Statements from the victims were also read in court. Their words included mentions of lasting psychological damage and a distrust of police.
"We have to, as a society, be able to trust the police," one wrote. "We shouldn't have to be protected from them."
"I have such a huge uneasiness that I fear for my life even though this person is in jail," wrote another.
One of the victims wore dark sunglasses in court. Another leaned on her sister's shoulder. A third cried when her name was mentioned. As a policy, the Daily News does not identify victims of sexual assault.
A father of one of the victims -- the first woman to level sexual assault allegations against the then-veteran officer -- also spoke to the court.
"These were calculated patterns of actions he carried out with multiple women.
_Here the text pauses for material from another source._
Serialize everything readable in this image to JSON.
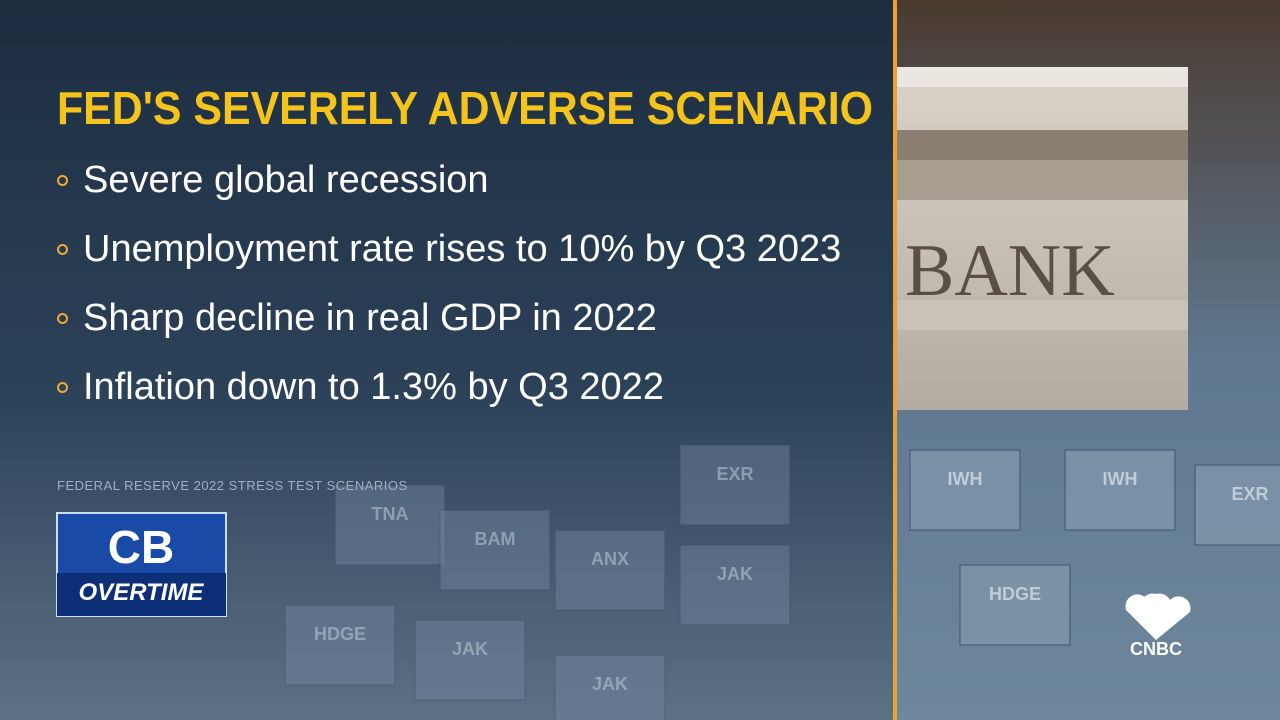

Anthony Rollins finally picked the wrong girl," the man said. "He's a serial rapist, plain and simple ... The police department dropped the ball on numerous occasions and could've prevented this from happening to my daughter."
He was referring to internal police reports, included in lawsuits against the city, the police department and Rollins, that showed the department investigated Rollins for having sex on the job but did not fire him.
After the hearing, the victim's father said he was happy with the lengthy sentence Rollins received.
"He's going to die in prison, which is dandy," he said.
Earlier, Police Chief Mark Mew also addressed the court and Rollins.
"You damaged the essential relationship of trust between our department and the public," Mew said to Rollins.
"I fear the damage here will never go away," Mew said. "Let's remember Rollins exercised free will and was in full control of his actions."
"Some people will try to shift as much blame as possible from Rollins to the police department, because that's where the money is," Mew said.
"No one can tolerate a liar. And that is the worst part of this mess, for us, as we strive every day to do a great job for our community, our neighbors and each other, Mew said. "Anthony Rollins, you may be going away. But the rest of us are stuck in the wreckage you have left in your wake."
Mew's comment about shifting blame was self-serving, the victim's father said later. It was also an act of intimidation directed toward the women, said an attorney for most of the victims, Christine Schleuss.
The police department could've prevented the rapes, and the lawsuits are seeking answers and solutions, Schleuss said.
"That's not a shift of blame. That's where the blame belongs," she said.
Rollins read a statement to the judge and asked for the minimum sentence. In it, he briefly apologized to his victims and to his wife, who is also a police officer.
"I've sinned against God and my wife, both of whom I've asked for forgiveness," Rollins said. Most of Rollins' statement was about his accomplishments as a police officer.
At one point, Rollins mentioned a past award he'd received from a sexual assault prevention organization, Standing Together Against Rape.
"My care and compassion for victims of sexual assault has not changed as a result of the trial," he said.
Later, Judge Volland said he shook his head in disbelief when he heard that part of the statement.
"What I heard did not advance his prospects of rehabilitation, in my mind," Volland said. "This is not about infidelity or poor judgment. This is about sexual assault using his authority as a police officer."
Even with the possibility of parole, Rollins will be well into his 90s before he's released from prison, Volland said. That is, if Rollins lives that long, the judge noted.